Desayuno e ideología

Santiago de Cuba, 24 de ene. – Cuando estudiábamos en la Universidad de Oriente allá por los años 70, tener problemas ideológicos era tan fácil como peligroso. Los ladrones, los fraudulentos, los criticones, los homosexuales y hasta los religiosos tenían problemas ideológicos y había que resguardarse de ellos y combatirlos. Permanecimos en guardia hasta que aprendimos que ideología y política no son sinónimos, y respiramos aliviados. La ideología como hoy se entiende es un concepto muy vasto, es el sistema de ideas e incluye nada menos que a la vida.

En la actualidad, en el mismo centro docente donde nos formaron, existe la carrera de Comunicación Social. En ella menudean las investigaciones: hay muchos problemas sociales de la ciencia sobre los cuales indagar. Si uno se lleva por su tamaño descubre que no alcanzaría una vida para investigarlo todos y mucho menos para intentar resolverlos. Pero los entusiastas insisten porque, entre otras cosas, la participación en proyectos de investigación implica dinero, así es este país de generoso y hay quienes aún discuten y quieren más: no miden el grosor de los problemas: eso no importa, dicen, hay que ocuparse de ellos, resolverlos o no es asunto secundario; hay que buscar respuestas aunque sean inútiles; así es la cosa.

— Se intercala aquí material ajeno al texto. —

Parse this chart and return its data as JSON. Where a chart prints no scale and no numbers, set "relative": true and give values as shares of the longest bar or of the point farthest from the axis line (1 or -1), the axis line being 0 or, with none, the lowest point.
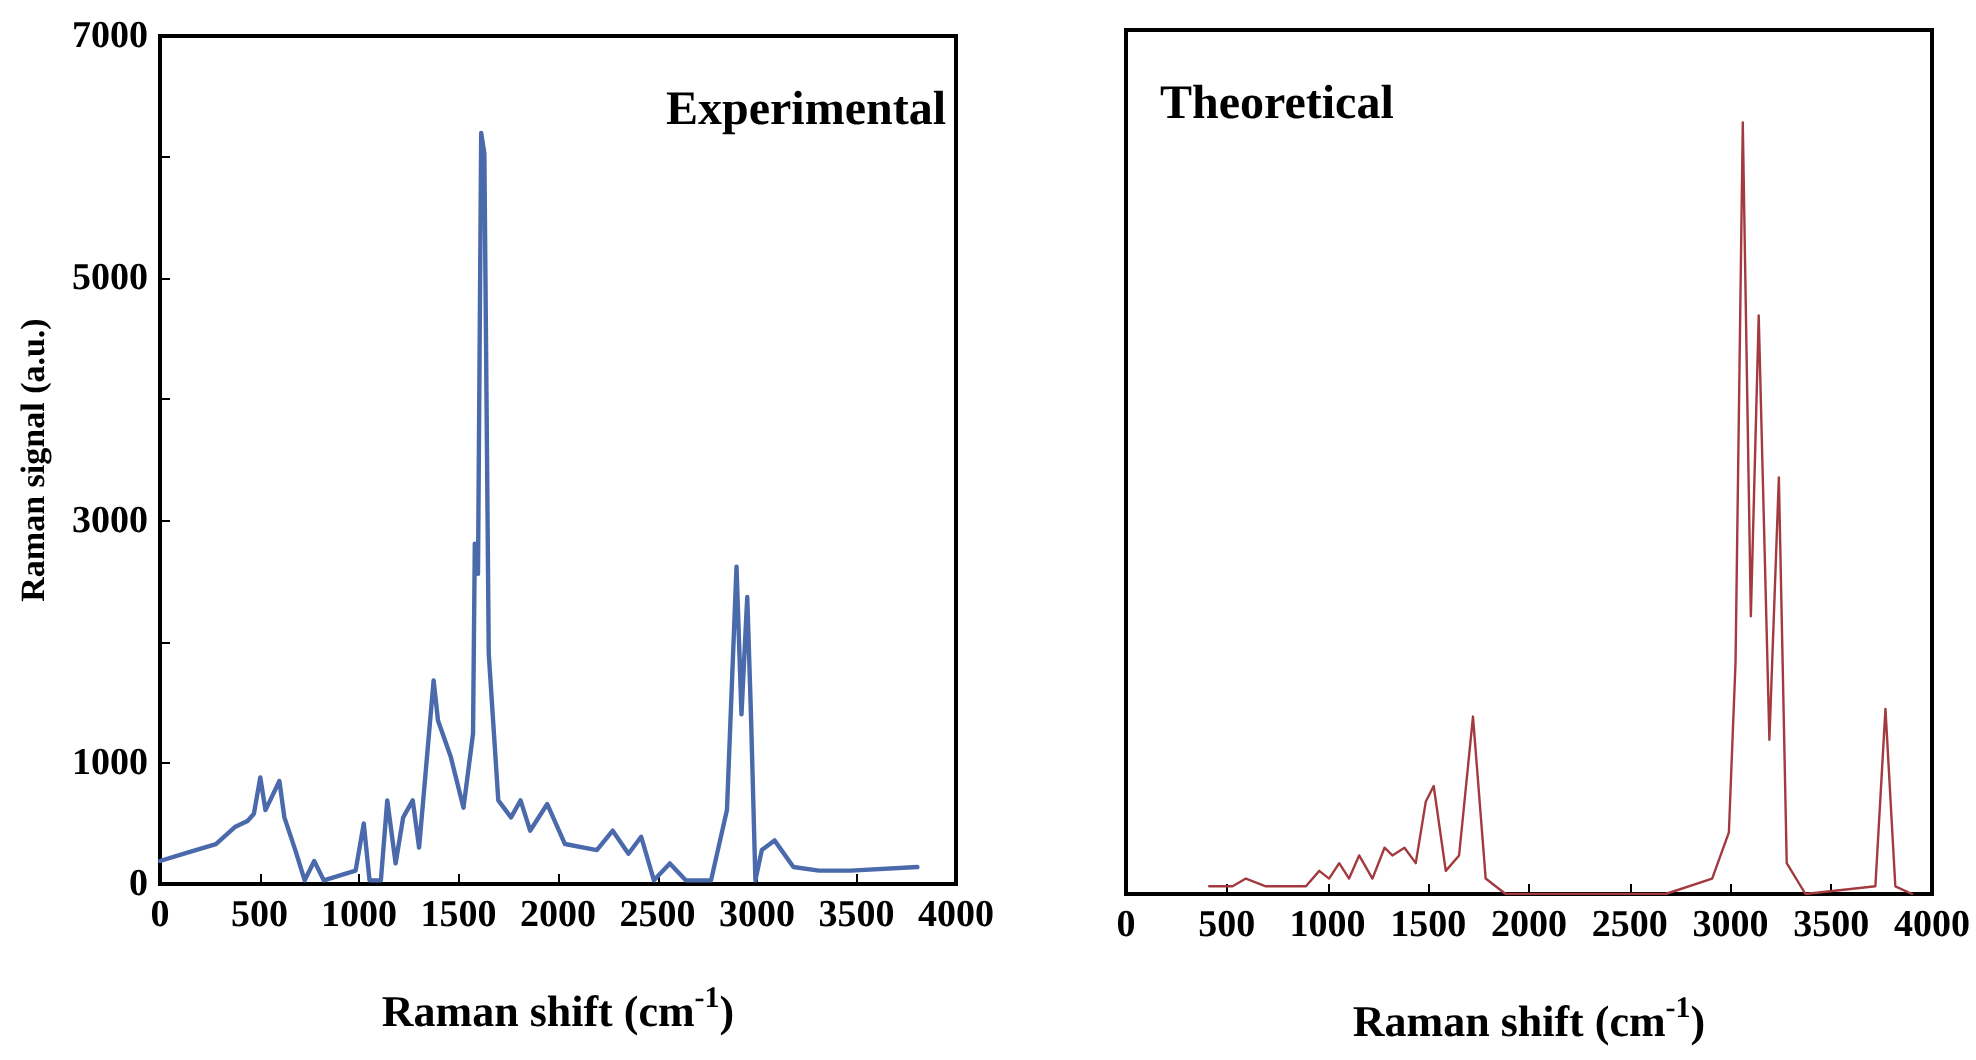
{
  "chart_data": [
    {
      "type": "line",
      "title": "Experimental",
      "xlabel": "Raman shift (cm$^{-1}$)",
      "ylabel": "Raman signal (a.u.)",
      "x": [
        0,
        121,
        281,
        376,
        440,
        472,
        504,
        530,
        600,
        625,
        680,
        727,
        775,
        823,
        983,
        1024,
        1053,
        1110,
        1142,
        1184,
        1222,
        1270,
        1302,
        1375,
        1397,
        1461,
        1525,
        1573,
        1582,
        1598,
        1614,
        1630,
        1652,
        1700,
        1764,
        1812,
        1860,
        1946,
        2035,
        2195,
        2275,
        2354,
        2418,
        2482,
        2562,
        2642,
        2769,
        2849,
        2897,
        2922,
        2951,
        2970,
        2992,
        3024,
        3088,
        3183,
        3311,
        3471,
        3806
      ],
      "series": [
        {
          "color": "#4a6aab",
          "values": [
            190,
            250,
            330,
            470,
            520,
            580,
            880,
            610,
            850,
            550,
            280,
            30,
            190,
            30,
            110,
            500,
            30,
            30,
            690,
            170,
            550,
            690,
            300,
            1680,
            1350,
            1050,
            630,
            1240,
            2810,
            2560,
            6200,
            6030,
            1900,
            690,
            550,
            690,
            440,
            660,
            330,
            280,
            440,
            250,
            390,
            30,
            170,
            30,
            30,
            610,
            2620,
            1400,
            2370,
            1380,
            30,
            280,
            360,
            140,
            110,
            110,
            140
          ]
        }
      ],
      "xlim": [
        0,
        4000
      ],
      "xticks": [
        0,
        500,
        1000,
        1500,
        2000,
        2500,
        3000,
        3500,
        4000
      ],
      "ylim": [
        0,
        7000
      ],
      "yticks": [
        0,
        1000,
        {
          "value": 2000,
          "label": null
        },
        3000,
        {
          "value": 4000,
          "label": null
        },
        5000,
        {
          "value": 6000,
          "label": null
        },
        7000
      ],
      "grid": false,
      "marker": "none",
      "line_style": "solid"
    },
    {
      "type": "line",
      "title": "Theoretical",
      "xlabel": "Raman shift (cm$^{-1}$)",
      "relative": true,
      "x": [
        413,
        529,
        595,
        694,
        893,
        959,
        1008,
        1058,
        1107,
        1157,
        1223,
        1283,
        1322,
        1382,
        1438,
        1488,
        1527,
        1587,
        1653,
        1722,
        1785,
        1884,
        2678,
        2909,
        2992,
        3025,
        3061,
        3101,
        3140,
        3193,
        3240,
        3279,
        3372,
        3719,
        3769,
        3818,
        3901
      ],
      "series": [
        {
          "color": "#a33a3f",
          "values": [
            0.01,
            0.01,
            0.02,
            0.01,
            0.01,
            0.03,
            0.02,
            0.04,
            0.02,
            0.05,
            0.02,
            0.06,
            0.05,
            0.06,
            0.04,
            0.12,
            0.14,
            0.03,
            0.05,
            0.23,
            0.02,
            0,
            0,
            0.02,
            0.08,
            0.3,
            1,
            0.36,
            0.75,
            0.2,
            0.54,
            0.04,
            0,
            0.01,
            0.24,
            0.01,
            0
          ]
        }
      ],
      "xlim": [
        0,
        4000
      ],
      "xticks": [
        0,
        500,
        1000,
        1500,
        2000,
        2500,
        3000,
        3500,
        4000
      ],
      "grid": false,
      "marker": "none",
      "line_style": "solid"
    }
  ]
}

Sin embargo, entre el maremágnum de investigaciones no conozco ninguna que se haya interesado en el asunto del desayuno y la ideología, no me extrañaría que existiera alguna ni tampoco que yo la desconociera. Pero, insisto, este tema debería concitar la atención de nuestros investigadores que se ocupan de casi todo y van a eventos, regresan con diplomas, publican artículos y hacen todas esas cosas tan hermosas y plausibles , de modo que contribuyen a que la vida siga igual porque si dan en el blanco y resuelventodos los problemas se quedan sin trabajo.

Si algún osado se ocupara del tema le sugeriría que comenzara por analizar un órgano tan aparentemente simple: el estómago. Creo que todos tenemos al menos uno. Sus advertencias son implacables. No acabas de despertar y te avisa. Resulta que el cuerpo tiene su propia memoria que más que en el cerebro radica en el estómago. Por eso no es desatinado afirmar que hay gente que piensa con la barriga. También hay personas que subvaloran el desayuno y lo desdeñan aunque los dietistas aconsejan lo contrario. Hay quienes prefieren gastar sus energías en el almuerzo o en la cena, que en Santiago se denomina comida, como si el resto de los ejercicios estomacales no lo fueran.

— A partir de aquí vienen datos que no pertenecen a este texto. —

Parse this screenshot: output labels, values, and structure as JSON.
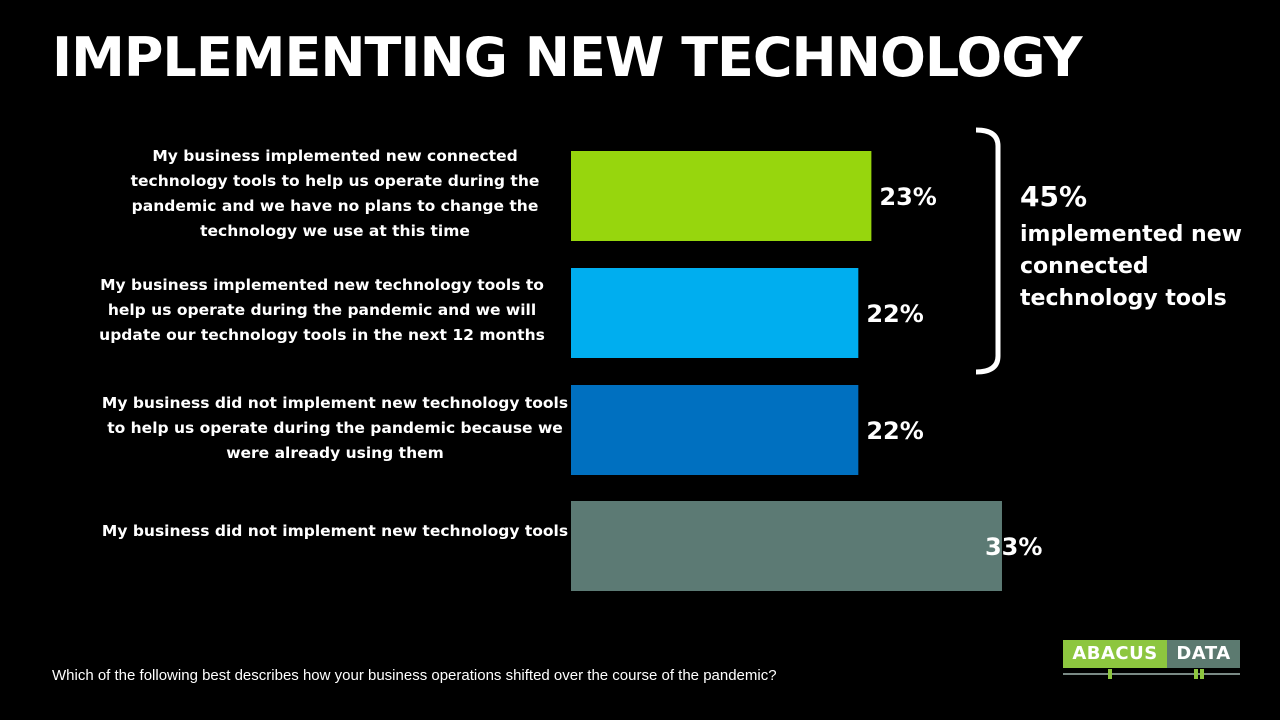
{
  "title": "IMPLEMENTING NEW TECHNOLOGY",
  "question": "Which of the following  best describes how your business operations shifted over the course of the pandemic?",
  "brace": {
    "total": "45%",
    "description": "implemented new connected technology tools"
  },
  "logo": {
    "left": "ABACUS",
    "right": "DATA"
  },
  "colors": {
    "background": "#000000",
    "bar_1": "#97d60d",
    "bar_2": "#00aeef",
    "bar_3": "#0070c0",
    "bar_4": "#5c7a74",
    "logo_green": "#8dc63f",
    "logo_grey": "#5c7a70"
  },
  "chart_data": {
    "type": "bar",
    "orientation": "horizontal",
    "title": "IMPLEMENTING NEW TECHNOLOGY",
    "xlabel": "",
    "ylabel": "",
    "xlim": [
      0,
      33
    ],
    "categories": [
      "My business implemented new connected technology tools to help us operate during the pandemic and we have no plans to change the technology we use at this time",
      "My business implemented new technology tools to help us operate during the pandemic and we will update our technology tools in the next 12 months",
      "My business did not implement new technology tools to help us operate during the pandemic because we were already using them",
      "My business did not implement new technology tools"
    ],
    "values": [
      23,
      22,
      22,
      33
    ],
    "value_labels": [
      "23%",
      "22%",
      "22%",
      "33%"
    ],
    "bar_colors": [
      "#97d60d",
      "#00aeef",
      "#0070c0",
      "#5c7a74"
    ],
    "annotation": "45% implemented new connected technology tools",
    "grid": false,
    "legend": "none"
  }
}
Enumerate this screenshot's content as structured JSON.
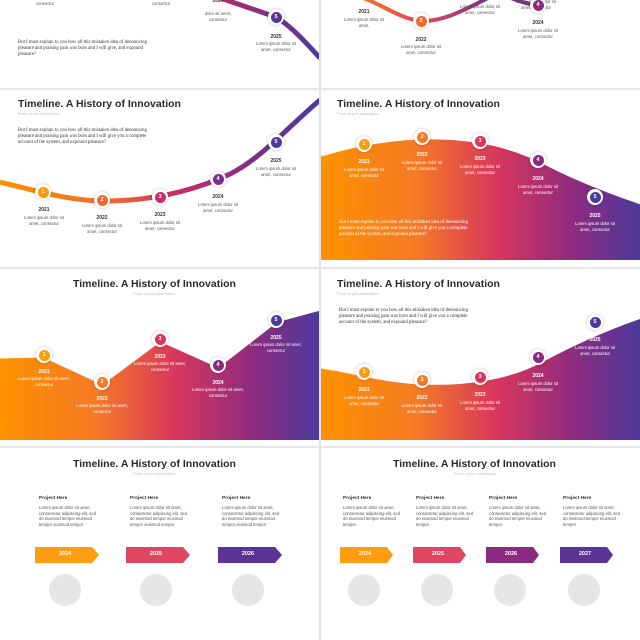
{
  "colors": {
    "orange": "#ff9100",
    "orange2": "#f47a25",
    "red": "#e8464f",
    "magenta": "#b4286a",
    "purple": "#6a2f8f",
    "indigo": "#4b3a9c"
  },
  "slides": {
    "s1": {
      "top_text": [
        "consectur",
        "consectur",
        "consectur"
      ],
      "year5": "2025",
      "node5": "5",
      "desc5": "Lorem ipsum dolor sit amet, consectur",
      "year4_partial": "2024",
      "desc4_partial": "dolor sit amet, consectur",
      "body": "But I must explain to you how all this mistaken idea of denouncing pleasure and praising pain was born and I will give, and expound pleasure?"
    },
    "s2": {
      "year1": "2021",
      "desc1": "Lorem ipsum dolor sit amet,",
      "node2": "2",
      "year2": "2022",
      "desc2": "Lorem ipsum dolor sit amet, consectur",
      "top3": "Lorem ipsum dolor sit amet, consectur",
      "top4": "Lorem ipsum dolor sit amet, consectur",
      "node4": "4",
      "year4": "2024",
      "desc4": "Lorem ipsum dolor sit amet, consectur"
    },
    "s3": {
      "title": "Timeline. A History of Innovation",
      "subtitle": "Power of your presentation",
      "body": "But I must explain to you how all this mistaken idea of denouncing pleasure and praising pain was born and I will give you a complete account of the system, and expound pleasure?",
      "nodes": [
        {
          "num": "1",
          "year": "2021",
          "desc": "Lorem ipsum dolor sit amet, consectur"
        },
        {
          "num": "2",
          "year": "2022",
          "desc": "Lorem ipsum dolor sit amet, consectur"
        },
        {
          "num": "3",
          "year": "2023",
          "desc": "Lorem ipsum dolor sit amet, consectur"
        },
        {
          "num": "4",
          "year": "2024",
          "desc": "Lorem ipsum dolor sit amet, consectur"
        },
        {
          "num": "5",
          "year": "2025",
          "desc": "Lorem ipsum dolor sit amet, consectur"
        }
      ]
    },
    "s4": {
      "title": "Timeline. A History of Innovation",
      "subtitle": "Power of your presentation",
      "body": "But I must explain to you how all this mistaken idea of denouncing pleasure and praising pain was born and I will give you a complete account of the system, and expound pleasure?",
      "nodes": [
        {
          "num": "1",
          "year": "2021",
          "desc": "Lorem ipsum dolor sit amet, consectur"
        },
        {
          "num": "2",
          "year": "2022",
          "desc": "Lorem ipsum dolor sit amet, consectur"
        },
        {
          "num": "3",
          "year": "2023",
          "desc": "Lorem ipsum dolor sit amet, consectur"
        },
        {
          "num": "4",
          "year": "2024",
          "desc": "Lorem ipsum dolor sit amet, consectur"
        },
        {
          "num": "5",
          "year": "2025",
          "desc": "Lorem ipsum dolor sit amet, consectur"
        }
      ]
    },
    "s5": {
      "title": "Timeline. A History of Innovation",
      "subtitle": "Power of your presentation",
      "nodes": [
        {
          "num": "1",
          "year": "2021",
          "desc": "Lorem ipsum dolor sit amet, consectur"
        },
        {
          "num": "2",
          "year": "2022",
          "desc": "Lorem ipsum dolor sit amet, consectur"
        },
        {
          "num": "3",
          "year": "2023",
          "desc": "Lorem ipsum dolor sit amet, consectur"
        },
        {
          "num": "4",
          "year": "2024",
          "desc": "Lorem ipsum dolor sit amet, consectur"
        },
        {
          "num": "5",
          "year": "2025",
          "desc": "Lorem ipsum dolor sit amet, consectur"
        }
      ]
    },
    "s6": {
      "title": "Timeline. A History of Innovation",
      "subtitle": "Power of your presentation",
      "body": "But I must explain to you how all this mistaken idea of denouncing pleasure and praising pain was born and I will give you a complete account of the system, and expound pleasure?",
      "nodes": [
        {
          "num": "1",
          "year": "2021",
          "desc": "Lorem ipsum dolor sit amet, consectur"
        },
        {
          "num": "2",
          "year": "2022",
          "desc": "Lorem ipsum dolor sit amet, consectur"
        },
        {
          "num": "3",
          "year": "2023",
          "desc": "Lorem ipsum dolor sit amet, consectur"
        },
        {
          "num": "4",
          "year": "2024",
          "desc": "Lorem ipsum dolor sit amet, consectur"
        },
        {
          "num": "5",
          "year": "2025",
          "desc": "Lorem ipsum dolor sit amet, consectur"
        }
      ]
    },
    "s7": {
      "title": "Timeline. A History of Innovation",
      "subtitle": "Power of your presentation",
      "projects": [
        {
          "title": "Project Here",
          "desc": "Lorem ipsum dolor sit amet, consectetur adipiscing elit, sed do eiusmod tempor eiusmod tempor eiusmod tempor",
          "year": "2024"
        },
        {
          "title": "Project Here",
          "desc": "Lorem ipsum dolor sit amet, consectetur adipiscing elit, sed do eiusmod tempor eiusmod tempor eiusmod tempor",
          "year": "2025"
        },
        {
          "title": "Project Here",
          "desc": "Lorem ipsum dolor sit amet, consectetur adipiscing elit, sed do eiusmod tempor eiusmod tempor eiusmod tempor",
          "year": "2026"
        }
      ]
    },
    "s8": {
      "title": "Timeline. A History of Innovation",
      "subtitle": "Power of your presentation",
      "projects": [
        {
          "title": "Project Here",
          "desc": "Lorem ipsum dolor sit amet, consectetur adipiscing elit, sed do eiusmod tempor eiusmod tempor",
          "year": "2024"
        },
        {
          "title": "Project Here",
          "desc": "Lorem ipsum dolor sit amet, consectetur adipiscing elit, sed do eiusmod tempor eiusmod tempor",
          "year": "2025"
        },
        {
          "title": "Project Here",
          "desc": "Lorem ipsum dolor sit amet, consectetur adipiscing elit, sed do eiusmod tempor eiusmod tempor",
          "year": "2026"
        },
        {
          "title": "Project Here",
          "desc": "Lorem ipsum dolor sit amet, consectetur adipiscing elit, sed do eiusmod tempor eiusmod tempor",
          "year": "2027"
        }
      ]
    }
  }
}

Si usted desayuna bien, sale a la calle con ánimo de trabajar, saluda a los vecinos, aguarda paciente en la parada de ómnibus, donde puede conquistar nuevas amistades, llega a su centro y pone manos a la obra. No se pregunta cuánto vale un desayuno. Si eligió la opción de pan con huevo o pan con aceite, no hay problemas. Pero si escogió la alternativa de echarle algún vegetal al pan ya comienza el análisis sobre la economía del país y otras cuestiones aledañas. Eso para no mencionar el escurridizo sustantivo carne. Fíjense que no acudo a esa palabra: respeto mucho a los lectores para ofenderlos desde el desayuno.

Usted desayuna cumplidamente y la ideología se fortalece. Arranca con ánimos de cumplir su objeto social como servidor público. Saluda con sinceridad a los borrachitos insomnes del barrio, recoge el carro en el parqueo, llega a su trabajo, toma un inmenso llavero, escoge si mirar la llave correspondiente, abre su oficina, prende la computadora y antes de enterarse de lo mal que anda este mundo desquiciado, recibe amable a sus compañeros, como hoy o no hay necesidad de reunirse, aprovecha para dar algunas orientaciones individuales, revisa papeles y vuelve a la máquina. Empieza el nuevo día, ya cumplió la tarea de desayunar, ahora tiene que afrontar otra actividad principal de cada día: el sentido común.

Creo firmante que debemos meditar sobre el la importancia del desayuno y su relación con la ideología. Si entre estos dos conceptos no hay una relación marital, prometo no escribir nunca más sobre el tema. Claro, como en toda relación auténtica hay   contradicciones, si no es así, por favor, alértenme para poner el asunto en una agenda vieja donde recopilo aquellos temas que prefiero evitar, no porque alguien me haya orientado o recomendado hacerlo, sino porque hay cosas que o rebasan mi capacidad de análisiso decirlas puede contribuir a en vez de resolverlas a complicarlas y,  enestos casos, prefiero acudir a la valentía y quedarme callado.